Les salariés, en particulier les cheminots, que je connais bien, seront frappés de plein fouet
par l’allongement et par l’application du mécanisme de décote que vous avez déjà instauré
lors de vos précédents sabotages. En 2008, je dénonçais déjà cette décote couplée à
l’allongement, car sa conséquence directe est l’accroissement massif du nombre de retraités
amputés du quart de leur pension.
Cette injustice est encore plus frappante lorsque l’on sait que de nombreux trimestres pourtant
travaillés n’ont pas été validés pendant les périodes d’apprentissage : trois trimestres sont
alors validés, sur huit trimestres effectivement travaillés et rémunérés.
D’autre part, en France, le taux d’emploi des seniors – les personnes âgées de cinquante-cinq
à soixante-quatre ans –est l’un des plus bas d’Europe : il ne dépasse pas 37,8 %. Il faut donc
résoudre le problème du sous-emploi des seniors de cinquante-cinq à soixante ans, car il
constitue à la fois une perte de ressources et une cause de paupérisation.

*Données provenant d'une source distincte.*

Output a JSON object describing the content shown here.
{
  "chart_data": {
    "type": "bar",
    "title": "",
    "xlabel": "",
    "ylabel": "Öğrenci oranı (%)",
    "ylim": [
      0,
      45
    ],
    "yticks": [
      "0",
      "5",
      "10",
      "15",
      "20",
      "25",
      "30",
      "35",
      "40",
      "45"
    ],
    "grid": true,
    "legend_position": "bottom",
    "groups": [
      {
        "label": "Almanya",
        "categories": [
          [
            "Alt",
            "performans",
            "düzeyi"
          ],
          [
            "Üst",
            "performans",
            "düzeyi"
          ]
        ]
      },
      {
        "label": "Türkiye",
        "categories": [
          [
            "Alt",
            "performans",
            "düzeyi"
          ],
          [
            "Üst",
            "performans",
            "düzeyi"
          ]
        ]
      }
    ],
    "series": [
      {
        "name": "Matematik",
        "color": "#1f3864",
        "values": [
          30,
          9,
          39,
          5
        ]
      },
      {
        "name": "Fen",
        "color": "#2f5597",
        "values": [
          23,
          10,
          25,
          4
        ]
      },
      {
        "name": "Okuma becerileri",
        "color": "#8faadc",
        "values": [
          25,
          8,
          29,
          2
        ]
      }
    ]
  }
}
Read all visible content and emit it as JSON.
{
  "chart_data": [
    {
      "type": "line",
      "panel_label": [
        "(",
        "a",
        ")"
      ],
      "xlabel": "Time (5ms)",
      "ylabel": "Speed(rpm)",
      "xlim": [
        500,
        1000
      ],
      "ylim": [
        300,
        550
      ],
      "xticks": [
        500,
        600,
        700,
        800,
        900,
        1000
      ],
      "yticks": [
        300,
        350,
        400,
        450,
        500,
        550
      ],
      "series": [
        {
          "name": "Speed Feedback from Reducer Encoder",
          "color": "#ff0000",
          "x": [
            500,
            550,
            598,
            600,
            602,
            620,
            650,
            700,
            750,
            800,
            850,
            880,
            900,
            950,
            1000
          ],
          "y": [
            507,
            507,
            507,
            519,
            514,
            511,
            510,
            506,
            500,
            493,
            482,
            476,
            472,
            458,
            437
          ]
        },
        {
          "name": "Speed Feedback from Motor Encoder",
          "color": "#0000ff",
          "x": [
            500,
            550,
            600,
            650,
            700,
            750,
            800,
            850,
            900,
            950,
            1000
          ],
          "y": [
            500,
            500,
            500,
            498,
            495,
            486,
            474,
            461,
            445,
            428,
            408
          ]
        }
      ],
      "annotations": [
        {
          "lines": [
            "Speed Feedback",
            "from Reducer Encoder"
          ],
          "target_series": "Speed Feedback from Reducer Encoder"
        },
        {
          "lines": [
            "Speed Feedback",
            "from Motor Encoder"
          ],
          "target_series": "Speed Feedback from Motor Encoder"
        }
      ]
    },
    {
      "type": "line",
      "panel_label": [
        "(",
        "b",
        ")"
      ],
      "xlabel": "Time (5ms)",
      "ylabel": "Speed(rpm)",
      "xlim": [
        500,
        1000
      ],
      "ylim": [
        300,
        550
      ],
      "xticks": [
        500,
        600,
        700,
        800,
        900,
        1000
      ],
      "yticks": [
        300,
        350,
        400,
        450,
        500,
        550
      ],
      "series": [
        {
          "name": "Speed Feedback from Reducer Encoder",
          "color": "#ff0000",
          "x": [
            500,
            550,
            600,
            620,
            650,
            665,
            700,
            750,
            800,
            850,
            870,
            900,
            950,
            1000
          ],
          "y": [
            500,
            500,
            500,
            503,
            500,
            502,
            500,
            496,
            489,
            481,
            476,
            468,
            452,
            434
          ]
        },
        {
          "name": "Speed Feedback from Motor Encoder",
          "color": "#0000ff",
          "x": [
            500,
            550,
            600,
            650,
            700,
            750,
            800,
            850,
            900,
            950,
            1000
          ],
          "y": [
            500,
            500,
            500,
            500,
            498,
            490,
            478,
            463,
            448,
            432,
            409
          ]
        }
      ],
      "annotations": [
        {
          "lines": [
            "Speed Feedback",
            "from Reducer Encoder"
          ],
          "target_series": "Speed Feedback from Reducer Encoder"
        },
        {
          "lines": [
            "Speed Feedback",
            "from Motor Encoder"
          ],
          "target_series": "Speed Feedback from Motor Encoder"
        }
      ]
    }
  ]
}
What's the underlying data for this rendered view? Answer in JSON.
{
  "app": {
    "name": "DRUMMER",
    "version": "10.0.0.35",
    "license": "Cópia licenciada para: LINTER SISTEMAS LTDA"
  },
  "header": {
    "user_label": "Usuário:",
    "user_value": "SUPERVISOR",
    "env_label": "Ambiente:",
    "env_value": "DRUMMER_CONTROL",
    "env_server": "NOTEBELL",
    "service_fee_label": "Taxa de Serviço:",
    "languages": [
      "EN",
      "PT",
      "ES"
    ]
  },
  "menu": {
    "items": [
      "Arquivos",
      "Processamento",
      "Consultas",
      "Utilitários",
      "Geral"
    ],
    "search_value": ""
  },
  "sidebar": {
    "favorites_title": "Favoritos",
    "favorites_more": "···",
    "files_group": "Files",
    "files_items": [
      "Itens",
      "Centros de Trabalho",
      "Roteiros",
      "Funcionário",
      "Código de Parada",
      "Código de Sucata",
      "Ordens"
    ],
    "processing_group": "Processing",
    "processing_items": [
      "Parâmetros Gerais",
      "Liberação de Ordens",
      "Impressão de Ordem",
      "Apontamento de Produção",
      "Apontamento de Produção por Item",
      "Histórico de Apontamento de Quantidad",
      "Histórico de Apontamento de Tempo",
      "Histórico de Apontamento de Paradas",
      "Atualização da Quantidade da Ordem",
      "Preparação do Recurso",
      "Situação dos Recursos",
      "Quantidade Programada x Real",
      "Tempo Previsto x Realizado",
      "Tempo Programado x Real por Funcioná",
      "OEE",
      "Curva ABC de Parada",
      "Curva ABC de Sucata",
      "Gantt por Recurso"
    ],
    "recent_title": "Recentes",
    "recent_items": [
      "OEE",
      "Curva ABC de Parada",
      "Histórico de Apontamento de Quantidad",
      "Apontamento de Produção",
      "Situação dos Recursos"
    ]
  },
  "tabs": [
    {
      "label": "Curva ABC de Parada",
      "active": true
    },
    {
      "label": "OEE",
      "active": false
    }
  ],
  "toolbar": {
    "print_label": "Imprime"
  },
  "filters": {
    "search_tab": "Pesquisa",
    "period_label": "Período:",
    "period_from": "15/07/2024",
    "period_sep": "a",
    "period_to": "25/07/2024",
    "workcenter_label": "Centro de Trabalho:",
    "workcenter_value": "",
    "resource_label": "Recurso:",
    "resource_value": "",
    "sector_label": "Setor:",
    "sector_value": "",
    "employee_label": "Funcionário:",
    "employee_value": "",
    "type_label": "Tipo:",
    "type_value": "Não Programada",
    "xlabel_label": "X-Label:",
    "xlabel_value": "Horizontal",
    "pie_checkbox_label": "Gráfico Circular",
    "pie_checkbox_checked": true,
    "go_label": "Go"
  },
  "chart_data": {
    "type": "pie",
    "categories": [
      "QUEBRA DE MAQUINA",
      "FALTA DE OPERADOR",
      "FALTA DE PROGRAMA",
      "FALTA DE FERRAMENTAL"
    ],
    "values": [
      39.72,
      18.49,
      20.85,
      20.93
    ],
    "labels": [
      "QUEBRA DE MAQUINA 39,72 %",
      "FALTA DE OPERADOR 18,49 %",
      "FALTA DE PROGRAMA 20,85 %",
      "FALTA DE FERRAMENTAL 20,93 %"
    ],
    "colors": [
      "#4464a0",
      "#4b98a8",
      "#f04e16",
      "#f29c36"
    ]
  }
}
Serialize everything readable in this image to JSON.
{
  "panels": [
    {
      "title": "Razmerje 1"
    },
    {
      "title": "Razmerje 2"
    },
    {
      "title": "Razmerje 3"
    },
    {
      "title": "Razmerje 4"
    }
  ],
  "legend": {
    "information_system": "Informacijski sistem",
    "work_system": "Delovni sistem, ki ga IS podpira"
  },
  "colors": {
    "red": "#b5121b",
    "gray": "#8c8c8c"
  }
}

En outre, en contraignant nos seniors à poursuivre contre leur gré leur activité professionnelle,
vous retarderez d’autant l’entrée de nos jeunes dans le monde du travail. Votre politique va
donc assombrir les perspectives des jeunes de dix-huit à vingt-six ans, qui auront encore plus
de difficultés à trouver un emploi et à se projeter dans l’avenir.
Jeunes et moins jeunes, tous paieront donc le prix d’une réforme qui n’est ni courageuse ni
efficace, mais seulement injuste.
Que les plus riches prennent part à l’effort, et le problème est résolu. Mais, prisonniers de vos
intérêts de classe, vous agirez demain comme hier : vous défendrez pied à pied les intérêts de
Mme Bettencourt et de ses semblables. En sacrifiant ceux des Français les plus nombreux et
les plus modestes, de ces salariés que vous présentez avec un cynisme constant comme les
responsables des difficultés de notre pays, vous vous trompez de responsables, et vous le
savez : les vrais responsables, ce sont vos amis, ceux que vous défendez en toute occasion.
(Applaudissements sur les bancs du groupe GDR et quelques bancs du groupe SRC.)